Was soll dieser Quatsch. So wird Arbeitslosigkeit noch gefördert und manche Leute dazu gebracht, schwarz arbeiten zu gehen. Den Schaden haben wir alle!!! Also weg mit den alleinigen 400 EUR Jobs, sondern einen Mindeststundenlohn und Mindeststundenzahl oberhalb der Hartz IV Grenze oder Zuschüsse von Hartz IV zu den Dumpinglohnminijobs ohne die Leute zu drangsalieren. Der Gesetzgeber ist hier gefordert den jetzigen Hartz IV Quatsch zu verändern.
13. August 2009 um 19:16
Ich bin seit 7 jahren geschieden, ohne Kinder. Ich beziehe seit 2 Jahren Hartz 4. Jetzt habe ich einen neuen Freund der manchmal auch bei mir übernachtet, aber nicht bei mir wohnt.
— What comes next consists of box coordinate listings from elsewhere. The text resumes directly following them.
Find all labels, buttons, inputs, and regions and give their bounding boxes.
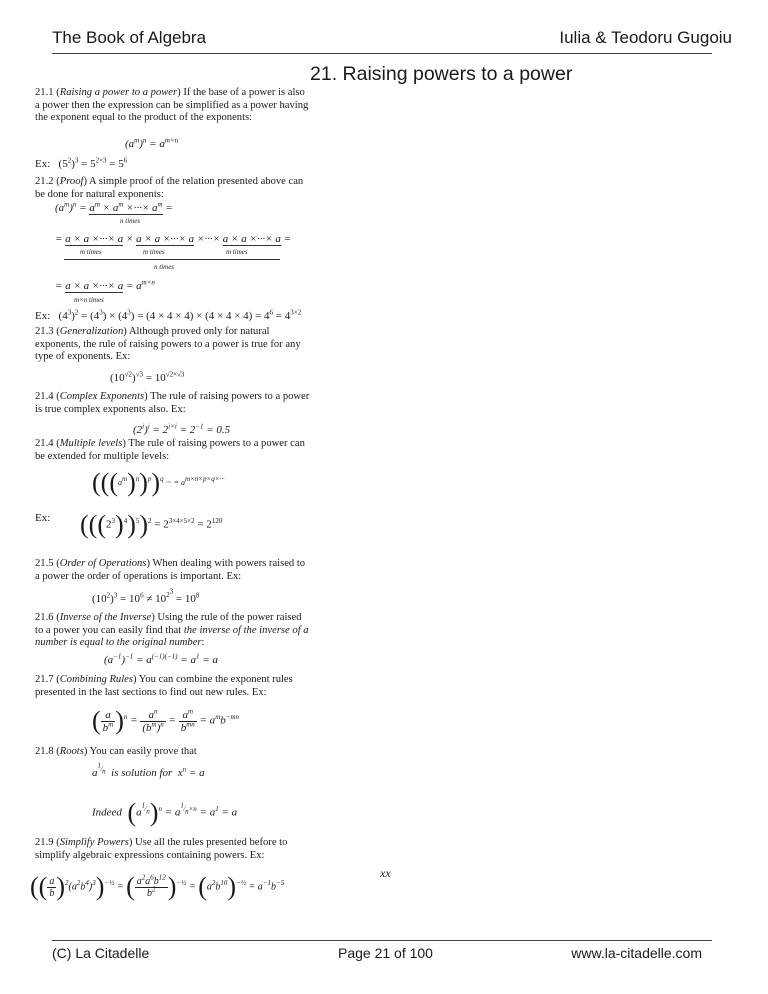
chapter-title: 21. Raising powers to a power (310, 63, 573, 85)
header-rule (52, 53, 712, 54)
formula-multiple-levels: $(((a^m)^n)^p)^q$ ··· = $a^{m\times n\times p\times q\times\cdot\cdot\cdot}$ (92, 468, 225, 497)
section-21-2: 21.2 (Proof) A simple proof of the relation presented above can be done for natural exponents: (35, 176, 304, 200)
margin-note: xx (380, 866, 391, 880)
example-21-4b: $(((2^3)^4)^5)^2 = 2^{3\times 4\times 5\times 2} = 2^{120}$ (80, 510, 223, 539)
footer-page-number: Page 21 of 100 (338, 945, 433, 961)
content-column (35, 87, 310, 128)
section-21-3: 21.3 (Generalization) Although proved only for natural exponents, the rule of raising powers to a power is true for any type of exponents. Ex: (35, 326, 301, 363)
example-21-9: (( $\frac{a}{b}$ )$^2(a^2b^4)^3)^{-\frac{1}{2}}$ = ( $\frac{a^2a^6b^{12}}{b^2}$ )$^{-\frac{1}{2}} = (a^2b^{10})^{-\frac{1}{2}} = a^{-1}b^{-5}$ (30, 872, 285, 901)
example-21-2: Ex: $(4^3)^2 = (4^3) \times (4^3) = (4 \times 4 \times 4) \times (4 \times 4 \times 4) = 4^6 = 4^{3\times 2}$ (35, 308, 302, 322)
label-n-times: n times (120, 217, 141, 225)
header-book-title: The Book of Algebra (52, 28, 207, 47)
example-21-4a: $(2^i)^i = 2^{i\times i} = 2^{-1} = 0.5$ (133, 422, 231, 436)
label-m-times-1: m times (80, 248, 102, 256)
proof-line-3: = a × a ×···× $a = a^{m\times n}$ (55, 278, 155, 292)
example-21-3: $(10^{√2})^{√3} = 10^{√2\times√3}$ (110, 370, 185, 384)
example-21-5: $(10^2)^3 = 10^6 \ne 10^{2^3} = 10^8$ (92, 588, 200, 605)
label-mn-times: m×n times (74, 296, 104, 304)
example-21-7: ( $\frac{a}{b^m}$ )$^n$ = $\frac{a^n}{(b^m)^n}$ = $\frac{a^m}{b^{mn}}$ = $a^mb^{-mn}$ (92, 706, 240, 735)
footer-copyright: (C) La Citadelle (52, 945, 150, 961)
footer-website-link[interactable]: www.la-citadelle.com (571, 945, 702, 961)
ex-label-21-4b: Ex: (35, 512, 51, 524)
example-21-1: Ex: $(5^2)^3 = 5^{2\times 3} = 5^6$ (35, 156, 128, 170)
label-n-times-2: n times (154, 263, 175, 271)
section-21-4a: 21.4 (Complex Exponents) The rule of raising powers to a power is true complex exponents also. Ex: (35, 391, 310, 415)
section-21-8: 21.8 (Roots) You can easily prove that (35, 746, 197, 757)
label-m-times-3: m times (226, 248, 248, 256)
proof-line-1: $(a^m)^n = a^m \times a^m$ ×···× $a^m$ = (55, 200, 173, 214)
section-21-6: 21.6 (Inverse of the Inverse) Using the rule of the power raised to a power you can easily find that the inverse of the inverse of a number is equal to the original number: (35, 612, 309, 649)
root-proof: Indeed $(a^{^1⁄_n})^n = a^{^1⁄_n\times n} = a^1 = a$ (92, 798, 238, 827)
root-statement: $a^{^1⁄_n}$ is solution for $x^n = a$ (92, 762, 205, 779)
section-21-1: 21.1 (Raising a power to a power) If the base of a power is also a power then the expression can be simplified as a power having the exponent equal to the product of the exponents: (35, 87, 309, 124)
proof-line-2: = a × a ×···× a × a × a ×···× a ×···× a × a ×···× a = (55, 233, 292, 245)
section-21-9: 21.9 (Simplify Powers) Use all the rules presented before to simplify algebraic expressions containing powers. Ex: (35, 837, 288, 861)
header-authors: Iulia & Teodoru Gugoiu (559, 28, 732, 47)
section-21-4b: 21.4 (Multiple levels) The rule of raising powers to a power can be extended for multiple levels: (35, 438, 305, 462)
section-21-5: 21.5 (Order of Operations) When dealing with powers raised to a power the order of operations is important. Ex: (35, 558, 306, 582)
example-21-6: $(a^{-1})^{-1} = a^{(-1)(-1)} = a^1 = a$ (104, 652, 218, 666)
section-21-7: 21.7 (Combining Rules) You can combine the exponent rules presented in the last sections to find out new rules. Ex: (35, 674, 293, 698)
footer-rule (52, 940, 712, 941)
formula-power-rule: $(a^m)^n = a^{m\times n}$ (125, 136, 179, 150)
label-m-times-2: m times (143, 248, 165, 256)
brace-outer (64, 259, 280, 260)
Muß ich das melden ? wird mir dann geld abgezogen ?
Darf ich seine Wäsche waschen ??
Wir kennen uns noch nicht lange genug für eine gemeinsame Wohnung.
17. September 2009 um 09:43
In vier Jahren Hartz IV gab es mehr Zündstoff als bei jeder anderen sozialen Leistung in der Geschichte des “Sozialstaates”.
Deutschland wird daran irgendwann untergehen. Adenauer würde mit 200 km/h in seinem sarg rotieren, wenn er das wüßte!
7. Januar 2010 um 16:56
Habe vor mit meiner Freundin zusammen zu ziehen. Weiß aber nicht, ob ich dann weiterhin Wohngeldzuschuss erhalte. Wie lautet der Einkommenssatz, nachdem das entschieden wird? Und wie wird das errechnet?
22. März 2011 um 04:29
Hallo Titus!!
Ein Jahr lang bleibt alles beim alten,jeder von euch bekommt seinen Zuschuß.Das ist Gesetz.Es gibt Rechner im Internet,da kannst du alles berechnen.